Signal distribution across a well using resazurin substrate. Data expressed as mean ± standard deviation from three independent assays with four replicates each. (A) Measurements taken from different sections within one Z-position inside a single well (multiple read, 2 × 2 with 250 µm distance from border of the read regions) using Tecan Spark 20 M multimode microplate reader: ns = not significant (p > 0.05), *** p < 0.001, **** p < 0.0001, one-way ANOVA with Dunnett multiple comparisons test compared to reading from the centre. (B) Measurement at different Z-positions within a well ranging from 14600–35500 µm: ns = not significant (p > 0.05), * p < 0.05, ** p < 0.01, *** p < 0.001, one-way ANOVA with Dunnett multiple comparisons test compared to reading at Z-position of 14,600 μm. (C) Top versus bottom reading: **** p < 0.0001, t-test with two-tailed comparison test.

Figure 5

Cytostatic effect of vincristine and lomustine on medulloblastoma (MB) cells.
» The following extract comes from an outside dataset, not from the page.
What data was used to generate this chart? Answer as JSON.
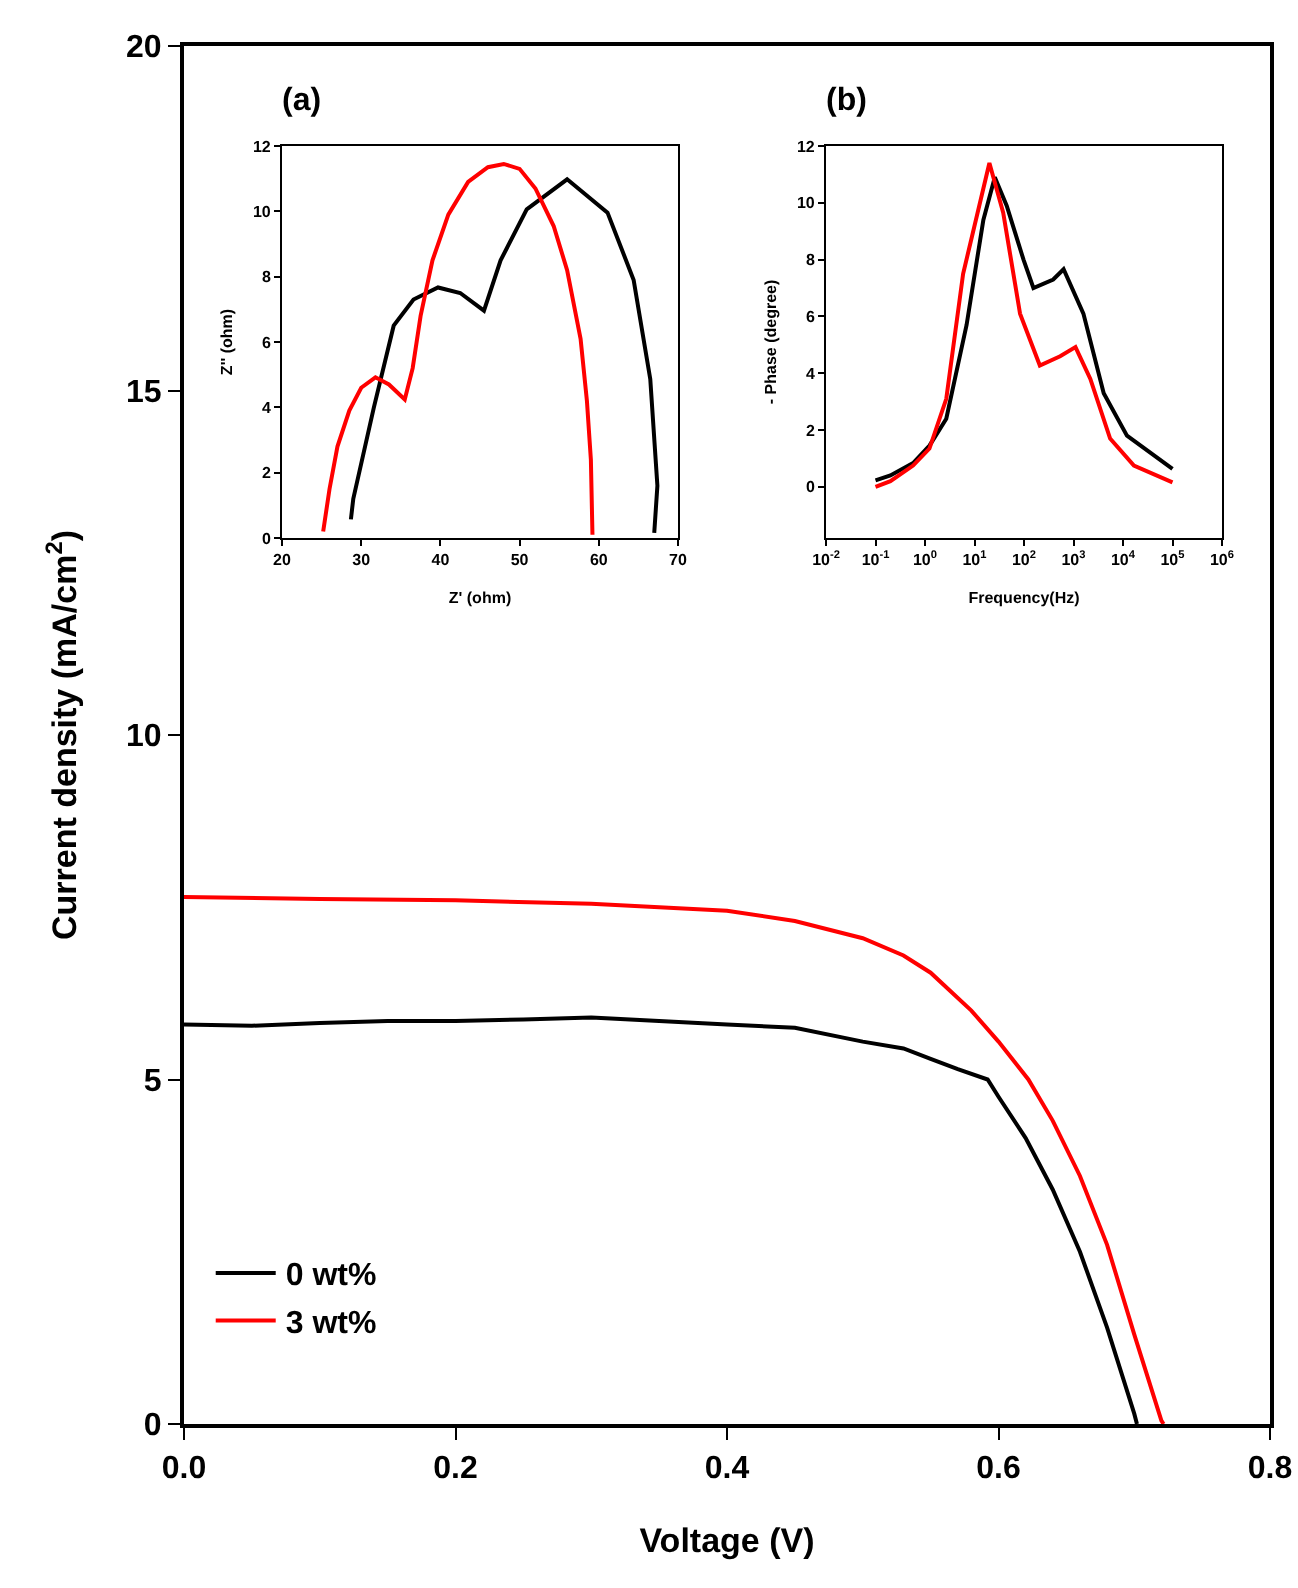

D341 cells (10,000 cells/well in agar) were treated with different concentrations of vincristine (0–100 nM) or lomustine (0–100 µM). After 7 days, plates were analysed using the established multiplex assay and read using plate reader for (A) resazurin and (B) GF-AFC substrates. Data expressed as mean ± standard deviation from three independent assays with four replicates each. ns = not significant (p > 0.05), **** p < 0.0001 (one-way ANOVA with Dunnett multiple comparisons test compared with the non-treated 0 control group).

Figure 6

Effect of plasma membrane calcium channel modulators on substrate-independent growth of MB cells. D341 cells (10,000 cells/well in agar) were treated with DMSO (solvent control) or different concentrations of test compounds from 1 to 30 µM. After 7 days, plates were analysed by quantifying (A) resazurin and (B) GF-AFC substrate fluorescence. Data represent mean ± standard deviation from two independent assays with four replicates each. The control group for both assays is the same and 0.3% DMSO was used as solvent control for all the compounds except for NNC55-0396, where media was used. ns = not significant (p > 0.05), * p < 0.05, ** p < 0.01, *** p < 0.001, **** p < 0.001 (one-way ANOVA with Dunnett multiple comparisons test compared with the 0-control group).